# Frequenzumrichter welcher Bremswiderstand (Windhundrennbahn)



## dawolf (3 September 2013)

Hallo
Bin beim Verein für Windhunde (wwrv.at) und habe da eine ganz spezielle Frage.
Die Anforderung ist hier eine ganz eigene, für ca 40sec wird an einem Seil ein künstlicher "Hase" gezogen und dann in ~3sec gebremst. Das ganze Endlos.
Letztes Jahr war die alte Anlage defekt und wurde eine neue mit einem Frequenzumrichter installiert. Der alte Bremswiderstand wurde da weitergenutzt.
Der ist aber vor ein paar Monaten abgeraucht, unwissend, da im Verein sich keiner wirklich auskennt, wurde ein neuer eingebaut.
Natürlich zu schwach dimensionert (100Ohm 150W) und ist am WE abgeraucht.
Jetzt hab ich mich mal versucht schlau zumachen und eben das herrausgefunden.
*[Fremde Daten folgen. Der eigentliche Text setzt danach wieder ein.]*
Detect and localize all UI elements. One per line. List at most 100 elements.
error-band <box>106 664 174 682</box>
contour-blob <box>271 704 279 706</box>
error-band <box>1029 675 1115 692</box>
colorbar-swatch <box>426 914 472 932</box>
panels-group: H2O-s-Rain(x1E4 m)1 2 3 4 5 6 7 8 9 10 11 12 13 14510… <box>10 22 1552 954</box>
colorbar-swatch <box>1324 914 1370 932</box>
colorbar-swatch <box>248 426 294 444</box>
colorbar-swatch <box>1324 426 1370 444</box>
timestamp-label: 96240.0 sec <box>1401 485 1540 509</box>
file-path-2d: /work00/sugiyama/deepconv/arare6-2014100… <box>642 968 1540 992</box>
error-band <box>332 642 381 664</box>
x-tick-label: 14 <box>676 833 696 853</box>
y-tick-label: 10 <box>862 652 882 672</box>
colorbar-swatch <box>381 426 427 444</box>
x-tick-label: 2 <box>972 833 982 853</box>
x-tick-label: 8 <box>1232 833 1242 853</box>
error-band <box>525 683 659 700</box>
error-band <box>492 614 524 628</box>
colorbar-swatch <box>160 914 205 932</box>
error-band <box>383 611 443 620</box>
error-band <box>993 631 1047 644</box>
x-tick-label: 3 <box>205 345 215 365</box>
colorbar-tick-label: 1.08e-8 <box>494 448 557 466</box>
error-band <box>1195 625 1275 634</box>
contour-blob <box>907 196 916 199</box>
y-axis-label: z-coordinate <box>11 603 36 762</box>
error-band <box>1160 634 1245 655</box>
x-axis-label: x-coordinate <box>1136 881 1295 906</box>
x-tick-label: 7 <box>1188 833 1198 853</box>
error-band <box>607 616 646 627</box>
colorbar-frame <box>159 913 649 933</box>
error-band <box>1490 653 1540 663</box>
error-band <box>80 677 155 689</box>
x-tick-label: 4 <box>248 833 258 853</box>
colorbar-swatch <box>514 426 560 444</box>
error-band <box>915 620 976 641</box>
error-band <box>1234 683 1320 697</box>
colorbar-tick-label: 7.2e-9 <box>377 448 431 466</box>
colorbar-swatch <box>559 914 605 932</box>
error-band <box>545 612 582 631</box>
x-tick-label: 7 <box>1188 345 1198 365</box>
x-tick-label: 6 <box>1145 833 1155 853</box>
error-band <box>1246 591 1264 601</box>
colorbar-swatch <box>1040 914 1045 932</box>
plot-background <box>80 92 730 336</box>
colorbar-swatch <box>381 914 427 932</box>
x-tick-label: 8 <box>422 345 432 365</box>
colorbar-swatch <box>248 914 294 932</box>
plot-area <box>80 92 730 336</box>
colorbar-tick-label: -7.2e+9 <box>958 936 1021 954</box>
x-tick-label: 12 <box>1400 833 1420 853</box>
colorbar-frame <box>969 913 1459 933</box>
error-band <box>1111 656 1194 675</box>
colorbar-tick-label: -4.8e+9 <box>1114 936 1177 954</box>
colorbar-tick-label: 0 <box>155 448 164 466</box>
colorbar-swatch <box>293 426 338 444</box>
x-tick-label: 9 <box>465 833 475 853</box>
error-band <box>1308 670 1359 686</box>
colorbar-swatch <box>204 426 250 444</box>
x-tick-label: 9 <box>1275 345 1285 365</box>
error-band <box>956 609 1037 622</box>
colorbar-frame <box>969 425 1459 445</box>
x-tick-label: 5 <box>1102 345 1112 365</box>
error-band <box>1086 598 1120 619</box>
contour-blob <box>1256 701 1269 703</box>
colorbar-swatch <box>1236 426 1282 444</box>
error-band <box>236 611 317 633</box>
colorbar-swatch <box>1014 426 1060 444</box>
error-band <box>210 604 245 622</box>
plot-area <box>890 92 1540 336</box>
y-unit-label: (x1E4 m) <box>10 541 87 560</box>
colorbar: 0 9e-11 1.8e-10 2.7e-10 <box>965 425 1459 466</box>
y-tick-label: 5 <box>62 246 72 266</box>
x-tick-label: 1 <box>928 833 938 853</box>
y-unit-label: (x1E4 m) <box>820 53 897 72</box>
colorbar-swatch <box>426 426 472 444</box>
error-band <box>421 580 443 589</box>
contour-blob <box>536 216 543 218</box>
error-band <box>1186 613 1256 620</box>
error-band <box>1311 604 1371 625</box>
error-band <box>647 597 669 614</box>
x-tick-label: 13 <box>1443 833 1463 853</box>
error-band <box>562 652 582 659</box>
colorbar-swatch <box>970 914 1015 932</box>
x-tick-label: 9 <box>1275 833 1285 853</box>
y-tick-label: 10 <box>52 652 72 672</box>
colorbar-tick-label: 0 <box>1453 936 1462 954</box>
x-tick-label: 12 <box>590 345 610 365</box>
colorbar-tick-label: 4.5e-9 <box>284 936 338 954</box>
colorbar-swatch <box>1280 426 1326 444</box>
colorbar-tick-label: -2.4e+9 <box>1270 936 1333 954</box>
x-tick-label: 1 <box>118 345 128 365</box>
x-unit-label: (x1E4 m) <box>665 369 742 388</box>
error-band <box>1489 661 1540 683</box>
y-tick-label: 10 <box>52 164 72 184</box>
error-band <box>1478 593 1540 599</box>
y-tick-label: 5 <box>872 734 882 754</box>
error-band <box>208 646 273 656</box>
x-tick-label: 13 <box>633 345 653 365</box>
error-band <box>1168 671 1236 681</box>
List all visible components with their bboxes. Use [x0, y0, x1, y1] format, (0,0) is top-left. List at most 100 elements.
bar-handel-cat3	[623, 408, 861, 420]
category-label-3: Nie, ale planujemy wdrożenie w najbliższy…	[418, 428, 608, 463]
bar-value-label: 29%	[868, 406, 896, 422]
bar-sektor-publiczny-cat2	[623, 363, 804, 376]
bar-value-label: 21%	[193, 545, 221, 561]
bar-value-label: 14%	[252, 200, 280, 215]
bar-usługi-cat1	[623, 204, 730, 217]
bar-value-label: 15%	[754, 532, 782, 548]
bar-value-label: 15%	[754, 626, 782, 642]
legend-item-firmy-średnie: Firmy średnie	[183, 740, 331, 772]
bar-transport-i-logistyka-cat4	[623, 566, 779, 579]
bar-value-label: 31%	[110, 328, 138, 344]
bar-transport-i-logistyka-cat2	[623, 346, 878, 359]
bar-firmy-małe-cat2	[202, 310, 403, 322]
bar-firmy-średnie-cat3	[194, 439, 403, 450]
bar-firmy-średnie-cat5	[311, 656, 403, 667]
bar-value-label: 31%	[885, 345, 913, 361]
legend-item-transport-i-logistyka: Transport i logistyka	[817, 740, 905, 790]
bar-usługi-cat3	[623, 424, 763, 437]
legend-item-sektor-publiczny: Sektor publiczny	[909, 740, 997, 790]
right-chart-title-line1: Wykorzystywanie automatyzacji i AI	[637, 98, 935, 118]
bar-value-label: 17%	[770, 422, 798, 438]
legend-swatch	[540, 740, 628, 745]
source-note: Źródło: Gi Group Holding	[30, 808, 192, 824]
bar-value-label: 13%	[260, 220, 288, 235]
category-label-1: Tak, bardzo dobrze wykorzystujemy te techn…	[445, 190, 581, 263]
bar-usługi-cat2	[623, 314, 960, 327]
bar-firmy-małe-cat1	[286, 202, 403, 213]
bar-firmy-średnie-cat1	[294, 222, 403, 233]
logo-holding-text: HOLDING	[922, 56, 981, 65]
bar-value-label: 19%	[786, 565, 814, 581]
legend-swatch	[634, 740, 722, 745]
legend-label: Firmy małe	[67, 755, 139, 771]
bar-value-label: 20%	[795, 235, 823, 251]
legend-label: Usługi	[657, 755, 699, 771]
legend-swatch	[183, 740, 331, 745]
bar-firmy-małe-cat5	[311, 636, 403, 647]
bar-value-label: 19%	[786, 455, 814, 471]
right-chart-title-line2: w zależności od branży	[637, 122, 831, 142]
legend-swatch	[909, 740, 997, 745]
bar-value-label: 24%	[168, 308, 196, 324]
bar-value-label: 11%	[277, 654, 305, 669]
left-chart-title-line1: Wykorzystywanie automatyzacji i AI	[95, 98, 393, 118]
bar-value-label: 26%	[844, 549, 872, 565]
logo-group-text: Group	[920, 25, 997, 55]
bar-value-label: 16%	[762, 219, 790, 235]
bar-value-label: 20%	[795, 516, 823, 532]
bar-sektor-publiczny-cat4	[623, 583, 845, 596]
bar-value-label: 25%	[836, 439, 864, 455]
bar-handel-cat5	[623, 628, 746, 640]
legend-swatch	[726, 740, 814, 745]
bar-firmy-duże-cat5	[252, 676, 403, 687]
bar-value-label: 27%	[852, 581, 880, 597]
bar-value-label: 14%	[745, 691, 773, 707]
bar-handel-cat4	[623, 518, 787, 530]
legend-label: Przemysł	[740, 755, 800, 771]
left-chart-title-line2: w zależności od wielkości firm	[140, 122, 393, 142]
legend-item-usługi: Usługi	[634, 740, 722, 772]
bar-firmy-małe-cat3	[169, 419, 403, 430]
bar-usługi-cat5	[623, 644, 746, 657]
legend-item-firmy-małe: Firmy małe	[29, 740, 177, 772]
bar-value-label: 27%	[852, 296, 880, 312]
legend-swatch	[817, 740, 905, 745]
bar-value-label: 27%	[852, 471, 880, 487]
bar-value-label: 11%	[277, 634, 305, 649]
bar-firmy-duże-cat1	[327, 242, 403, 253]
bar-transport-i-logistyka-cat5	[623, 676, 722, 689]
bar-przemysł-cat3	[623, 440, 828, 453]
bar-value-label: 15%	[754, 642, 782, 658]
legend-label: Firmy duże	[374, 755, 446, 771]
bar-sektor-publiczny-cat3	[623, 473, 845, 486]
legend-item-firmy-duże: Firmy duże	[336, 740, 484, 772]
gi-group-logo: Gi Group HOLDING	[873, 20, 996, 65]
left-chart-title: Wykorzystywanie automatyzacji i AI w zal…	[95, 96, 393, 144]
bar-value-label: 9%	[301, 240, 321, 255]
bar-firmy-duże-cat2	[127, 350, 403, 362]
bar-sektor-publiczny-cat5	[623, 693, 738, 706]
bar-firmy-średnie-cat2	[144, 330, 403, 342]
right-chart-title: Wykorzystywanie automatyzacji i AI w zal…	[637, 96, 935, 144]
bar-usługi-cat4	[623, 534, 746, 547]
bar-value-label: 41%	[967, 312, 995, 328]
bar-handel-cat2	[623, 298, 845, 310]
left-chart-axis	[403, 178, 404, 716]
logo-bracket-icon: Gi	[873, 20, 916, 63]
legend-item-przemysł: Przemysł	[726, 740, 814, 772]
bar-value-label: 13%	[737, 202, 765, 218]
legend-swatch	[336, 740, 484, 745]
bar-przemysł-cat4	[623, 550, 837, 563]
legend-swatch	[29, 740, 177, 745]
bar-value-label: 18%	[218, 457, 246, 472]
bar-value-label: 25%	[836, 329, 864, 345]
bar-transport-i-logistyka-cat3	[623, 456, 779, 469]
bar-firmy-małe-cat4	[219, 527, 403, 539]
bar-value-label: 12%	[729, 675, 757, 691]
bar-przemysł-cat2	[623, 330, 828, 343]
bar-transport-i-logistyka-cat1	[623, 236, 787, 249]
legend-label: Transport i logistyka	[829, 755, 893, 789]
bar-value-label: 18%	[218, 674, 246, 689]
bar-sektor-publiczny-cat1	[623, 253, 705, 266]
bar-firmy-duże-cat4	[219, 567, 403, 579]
ABB ACS550-0108A8 schonmal eine Tabelle, bin ich bei 100Ohm 750Watt richtig oder bei dieser speziellen Anwendung doch größer?




bb


----------



## zako (4 September 2013)

Hallo,

mit der Angabe 150W oder 750W kann ich hier nichts anfangen. Wenn das heißen soll, dass der andere die fünffache thermische Kapazität hat, dann wird es nach Deinen Schilderungen sicherlich reichen (der alte hat ja auch eine Zeit lang funktioniert).

Eigentlich musst Du hier auch über die Bremsenergie rechnen.
Annahme der Umrichter hat eine maximale Zwischenkreisspannung von 840V und der Widerstand von 100 Ohm ist klein genug, dann komme ich auf eine maximale Bremsleistung von P = U²/R = 7056W. 
Wenn Du nun 3 Sekunden bremst (mit konstanter Verzögerung), dann hast Du eine Bremsenergie von 0,5 * P * t = 10584 Ws, die der Widerstand  alle 40 Sekunden vertragen muss. (Feldschwächung / also zeitweilige Konstantleistungsbremsung schließe ich mal aus).


Bremswiderstände gibt es z.B hier - die können so einen Zyklus auch rechnen (mit thermischer Zeitkonstante etc. ...):
http://www.bremsenergie.de/de/


Grüße
  Zako


----------



## zako (7 September 2013)

NACHTRAG.: Wenn die Leistungsangabe die Dauerbremsleistung ist, dann ist das okay (findet man durchaus auf dem Typenschild von Bremswiderständen). Also die Bremsenergie geteilt durch die Periodendauer ergibt hier 10584 Ws / 43s = 246 W. 
Das würde auch erklären, dass der 150W Widerstand zu klein ist .


----------



## dawolf (8 September 2013)

Danke für die Antworten, habe daraus und einiges an Einlesen in die Materie mich an einen theoretischen Wert von 240W gearbeitet. Da aber der Zyklus zwischen 20 und 60sec schwanken kann bin ich dann bei ~500W angekommen. Denke damit ist genug Spielraum, da das ganze im freien und das ganze Jahr betrieben wird.

bb


----------